Georges Passelecq hat uns den Beweis geliefert, dass man seinen Glauben in aller Aufrichtigkeit erleben kann ohne den seines Nächsten zu verachten. Er stand nicht nur den Juden nahe, sondern auch andern, Gläubigen und Nichtgläubigen. Speerspitze im Zwiegespräch seit Vatikan II lässt sein Hingehen eine große Lücke. Tolerant war er gewiss, aber mit äußerster persönlich-moralischer Strenge.

Vater Passelecq verstand und liebte nicht nur die Juden, sondern auch das Judentum. Und zwar des Judentums laut welchem Gott will, dass der Mensch auf Erden wie im Himmel glücklich sei, der die Welt nicht zum Tränental erschuf, sondern sie, in Seiner großen Güte, schön und erfreulich gestaltete. (....)

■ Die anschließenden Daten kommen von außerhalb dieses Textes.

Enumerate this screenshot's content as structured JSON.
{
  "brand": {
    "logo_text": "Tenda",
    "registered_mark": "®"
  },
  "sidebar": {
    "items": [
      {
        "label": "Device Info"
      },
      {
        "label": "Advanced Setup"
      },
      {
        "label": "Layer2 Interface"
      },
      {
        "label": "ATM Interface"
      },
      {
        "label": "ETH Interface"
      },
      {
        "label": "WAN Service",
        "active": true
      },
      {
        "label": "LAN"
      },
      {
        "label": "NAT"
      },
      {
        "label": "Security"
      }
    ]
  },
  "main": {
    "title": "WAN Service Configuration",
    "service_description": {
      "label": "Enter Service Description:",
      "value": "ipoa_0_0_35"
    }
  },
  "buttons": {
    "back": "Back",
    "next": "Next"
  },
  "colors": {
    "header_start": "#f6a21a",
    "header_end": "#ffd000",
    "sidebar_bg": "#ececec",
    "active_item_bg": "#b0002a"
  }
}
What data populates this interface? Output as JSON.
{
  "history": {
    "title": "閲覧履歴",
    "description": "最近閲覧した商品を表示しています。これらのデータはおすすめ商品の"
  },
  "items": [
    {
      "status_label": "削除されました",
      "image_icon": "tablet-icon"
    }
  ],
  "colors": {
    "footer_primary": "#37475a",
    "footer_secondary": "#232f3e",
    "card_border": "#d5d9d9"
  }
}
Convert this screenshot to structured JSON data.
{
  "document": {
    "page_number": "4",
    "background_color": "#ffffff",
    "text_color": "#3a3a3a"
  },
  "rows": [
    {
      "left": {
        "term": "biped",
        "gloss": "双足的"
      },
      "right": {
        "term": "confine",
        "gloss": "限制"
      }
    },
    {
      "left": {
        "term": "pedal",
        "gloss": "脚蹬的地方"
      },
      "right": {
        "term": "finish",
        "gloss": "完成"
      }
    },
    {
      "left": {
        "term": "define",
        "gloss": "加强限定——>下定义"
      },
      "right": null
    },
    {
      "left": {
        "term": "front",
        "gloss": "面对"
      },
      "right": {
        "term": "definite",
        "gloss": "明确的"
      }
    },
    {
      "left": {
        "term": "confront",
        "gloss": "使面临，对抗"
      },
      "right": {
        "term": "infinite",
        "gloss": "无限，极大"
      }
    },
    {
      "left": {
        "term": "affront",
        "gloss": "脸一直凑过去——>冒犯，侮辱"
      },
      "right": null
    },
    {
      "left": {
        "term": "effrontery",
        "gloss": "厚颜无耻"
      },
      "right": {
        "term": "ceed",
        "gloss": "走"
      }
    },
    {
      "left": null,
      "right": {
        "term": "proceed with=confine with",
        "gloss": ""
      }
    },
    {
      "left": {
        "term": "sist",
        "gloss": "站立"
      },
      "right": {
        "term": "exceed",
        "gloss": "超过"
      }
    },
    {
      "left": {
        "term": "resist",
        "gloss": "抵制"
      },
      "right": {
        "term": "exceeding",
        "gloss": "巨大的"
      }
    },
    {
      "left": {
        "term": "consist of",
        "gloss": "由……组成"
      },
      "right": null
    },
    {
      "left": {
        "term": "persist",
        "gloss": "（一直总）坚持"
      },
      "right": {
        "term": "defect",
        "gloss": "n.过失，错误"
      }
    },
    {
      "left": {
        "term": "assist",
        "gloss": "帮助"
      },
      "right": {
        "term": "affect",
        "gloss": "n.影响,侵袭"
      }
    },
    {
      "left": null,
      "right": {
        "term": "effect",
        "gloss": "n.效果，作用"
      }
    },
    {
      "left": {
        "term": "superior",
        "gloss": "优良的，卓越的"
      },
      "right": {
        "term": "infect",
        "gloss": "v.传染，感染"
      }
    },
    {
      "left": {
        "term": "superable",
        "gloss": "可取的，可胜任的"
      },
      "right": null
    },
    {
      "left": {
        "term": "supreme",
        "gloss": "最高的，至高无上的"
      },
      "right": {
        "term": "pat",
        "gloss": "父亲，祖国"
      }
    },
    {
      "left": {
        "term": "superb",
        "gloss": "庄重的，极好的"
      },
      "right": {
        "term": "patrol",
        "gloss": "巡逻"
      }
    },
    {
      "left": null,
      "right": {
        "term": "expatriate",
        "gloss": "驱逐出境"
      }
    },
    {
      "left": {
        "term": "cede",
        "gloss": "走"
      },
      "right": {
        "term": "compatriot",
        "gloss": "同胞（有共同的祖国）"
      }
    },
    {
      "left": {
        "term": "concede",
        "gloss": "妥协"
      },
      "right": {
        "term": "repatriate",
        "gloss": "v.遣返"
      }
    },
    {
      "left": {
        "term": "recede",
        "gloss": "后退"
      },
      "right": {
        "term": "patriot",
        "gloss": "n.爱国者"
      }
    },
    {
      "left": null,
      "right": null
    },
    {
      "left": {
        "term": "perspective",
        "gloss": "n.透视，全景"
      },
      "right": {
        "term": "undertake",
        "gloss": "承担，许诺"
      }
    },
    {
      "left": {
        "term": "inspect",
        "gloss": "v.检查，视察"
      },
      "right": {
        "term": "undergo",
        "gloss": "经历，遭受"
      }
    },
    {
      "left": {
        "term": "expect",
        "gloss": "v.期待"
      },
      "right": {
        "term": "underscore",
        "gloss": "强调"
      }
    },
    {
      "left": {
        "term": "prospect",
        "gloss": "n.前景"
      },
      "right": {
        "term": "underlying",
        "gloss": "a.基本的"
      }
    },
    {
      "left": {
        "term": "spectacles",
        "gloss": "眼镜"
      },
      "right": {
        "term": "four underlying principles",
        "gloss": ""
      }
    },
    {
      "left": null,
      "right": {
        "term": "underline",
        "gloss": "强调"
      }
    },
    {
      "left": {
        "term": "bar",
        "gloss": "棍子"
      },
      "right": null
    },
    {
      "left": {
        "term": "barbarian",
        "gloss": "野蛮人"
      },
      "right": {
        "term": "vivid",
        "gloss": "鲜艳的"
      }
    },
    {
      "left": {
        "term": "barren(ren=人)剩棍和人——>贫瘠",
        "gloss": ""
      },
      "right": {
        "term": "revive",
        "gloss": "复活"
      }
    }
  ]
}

Georges Passelecq, wir vergessen Dich nicht. Generationen dieses zwanzigsten Jahrhunderts hast Du mit Deiner Persönlichkeit geprägt.

Juden und Christen, zusammen werden wir uns unaufhörlich bei diesem Zwiegespräch, welches im kommenden Jahrtausend zur Förderung von Frieden und Sicherheit weitergehen muss, auf Dich berufen.